The element tin has played an increasingly important role in organic chemistry as well as organometallic chemistry, serving as a source of new reagents for selective transformations. The main activity in these fields has been focused for a long time on tin(IV) compounds, and tin(II) compounds have been used primarily as reductants of aromatic nitro compounds to aromatic amines.

During the last decade, generation and reactions of various metal enolates have been extensively studied, and successful applications to the controlled formation of carbon–carbon bonds have been realized under mild conditions. The chemistry of tin(IV) enolates has also been studied and several interesting features of these enolates have been reported, whereas tin(II) analogs were relatively unknown in synthetic organic chemistry, probably because of the lack of general methods for generating them.

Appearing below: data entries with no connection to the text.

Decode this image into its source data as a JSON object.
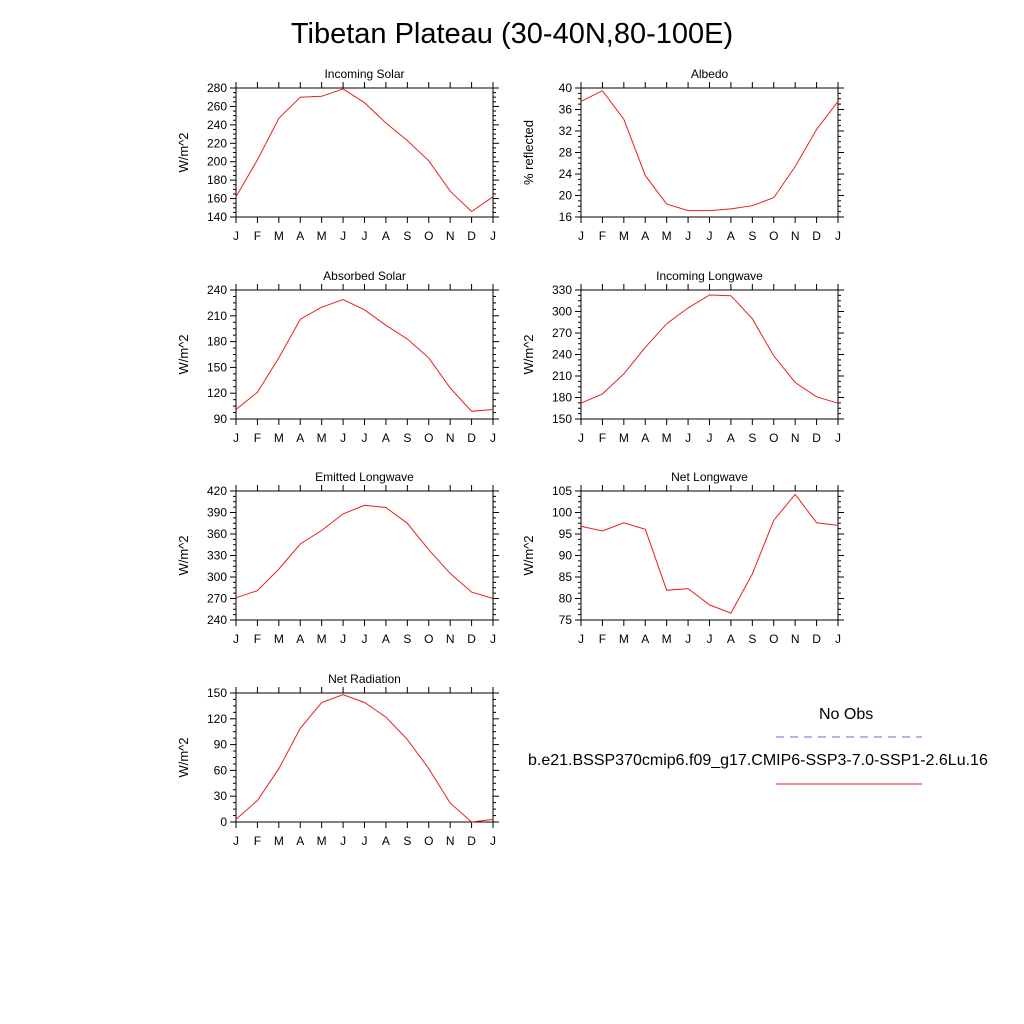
{
  "figure": {
    "title": "Tibetan Plateau (30-40N,80-100E)"
  },
  "months": [
    "J",
    "F",
    "M",
    "A",
    "M",
    "J",
    "J",
    "A",
    "S",
    "O",
    "N",
    "D",
    "J"
  ],
  "colors": {
    "model_line": "#e8201e",
    "obs_line": "#6b6bd8"
  },
  "legend": {
    "obs_label": "No Obs",
    "model_label": "b.e21.BSSP370cmip6.f09_g17.CMIP6-SSP3-7.0-SSP1-2.6Lu.16",
    "obs_line_style": "dashed",
    "model_line_style": "solid"
  },
  "chart_data": [
    {
      "type": "line",
      "title": "Incoming Solar",
      "ylabel": "W/m^2",
      "ylim": [
        140,
        280
      ],
      "yticks": [
        140,
        160,
        180,
        200,
        220,
        240,
        260,
        280
      ],
      "values": [
        162,
        202,
        247,
        270,
        271,
        279,
        264,
        242,
        223,
        201,
        168,
        146,
        162
      ]
    },
    {
      "type": "line",
      "title": "Albedo",
      "ylabel": "% reflected",
      "ylim": [
        16,
        40
      ],
      "yticks": [
        16,
        20,
        24,
        28,
        32,
        36,
        40
      ],
      "values": [
        37.5,
        39.5,
        34.2,
        23.7,
        18.4,
        17.2,
        17.2,
        17.5,
        18.1,
        19.6,
        25.4,
        32.3,
        37.5
      ]
    },
    {
      "type": "line",
      "title": "Absorbed Solar",
      "ylabel": "W/m^2",
      "ylim": [
        90,
        240
      ],
      "yticks": [
        90,
        120,
        150,
        180,
        210,
        240
      ],
      "values": [
        101,
        121,
        161,
        206,
        220,
        229,
        217,
        199,
        183,
        161,
        126,
        99,
        101
      ]
    },
    {
      "type": "line",
      "title": "Incoming Longwave",
      "ylabel": "W/m^2",
      "ylim": [
        150,
        330
      ],
      "yticks": [
        150,
        180,
        210,
        240,
        270,
        300,
        330
      ],
      "values": [
        172,
        185,
        213,
        250,
        283,
        305,
        323,
        322,
        290,
        238,
        201,
        181,
        172
      ]
    },
    {
      "type": "line",
      "title": "Emitted Longwave",
      "ylabel": "W/m^2",
      "ylim": [
        240,
        420
      ],
      "yticks": [
        240,
        270,
        300,
        330,
        360,
        390,
        420
      ],
      "values": [
        271,
        281,
        311,
        346,
        365,
        388,
        400,
        397,
        375,
        338,
        305,
        279,
        270
      ]
    },
    {
      "type": "line",
      "title": "Net Longwave",
      "ylabel": "W/m^2",
      "ylim": [
        75,
        105
      ],
      "yticks": [
        75,
        80,
        85,
        90,
        95,
        100,
        105
      ],
      "values": [
        96.8,
        95.7,
        97.6,
        96.1,
        81.9,
        82.3,
        78.5,
        76.6,
        85.7,
        98.2,
        104.2,
        97.6,
        97.0
      ]
    },
    {
      "type": "line",
      "title": "Net Radiation",
      "ylabel": "W/m^2",
      "ylim": [
        0,
        150
      ],
      "yticks": [
        0,
        30,
        60,
        90,
        120,
        150
      ],
      "values": [
        3,
        25,
        62,
        109,
        139,
        148,
        139,
        122,
        96,
        62,
        22,
        0,
        3
      ]
    }
  ]
}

In 1979, tin(II) fluoride was employed as a reductant of several α-halocarbonyl compounds and allylic halides to generate tin(IV) species, which subsequently reacted with aldehydes to form new carbon–carbon bonds. When metallic tin was used instead of tin(II) fluoride, similar reactions proceeded smoothly. Because the reducing ability of metallic tin is superior to that of tin(II) fluoride, allyl bromide and α-bromoesters, which could not be reduced by tin(II) fluoride, were easily reduced by metallic tin to generate tin(II) enolates, which in turn reacted with aldehydes to yield homoallyl alcohols or β-hydroxyesters. The latter reaction was the first example of the reaction of tin(II) enolates. More conveniently, tin(II) enolates could be generated directly from ketones by using tin(II) triflate and a tertiary amine under neutral conditions.

While strongly basic conditions are required to prepare lithium enolates, tin(II) enolates can be generated under extremely mild conditions. Tin(II) enolates can behave as interesting chemical species in synthetic reactions that cannot be realized with other metal enolates. One of the characteristic features of tin(II) enolate mediated reactions is a highly enantioselective version employing chiral diamines.

Recent developments in the field of stereoselective aldol reactions have resulted in exploitation of the asymmetric version of this reaction, and several successful methods have been reported using chiral carbonyl compounds and/or chiral enolates. However, the efficiency of these reactions is greatly diminished by the tedious procedures for attachment and removal of the chiral auxiliaries. Thus development of a highly enantioselective aldol reaction between two achiral carbonyl compounds utilizing chiral chelating agents became desirable, though the use of chiral addends in the aldol reaction had not met with much success. Chiral diamines derived from (S)-proline, which are postulated to form rigid cis-fused 5-membered bicyclic structures by chelation to a metal center, were found to be effective ligands for several highly enantioselective reactions. Coordination of a chiral diamine to the metal center of the tin(II) enolate effected highly enantioselective cross aldol and Michael reactions between two prochiral reactants.

This review covers the literatures on tin(II) enolates to the middle of 1991.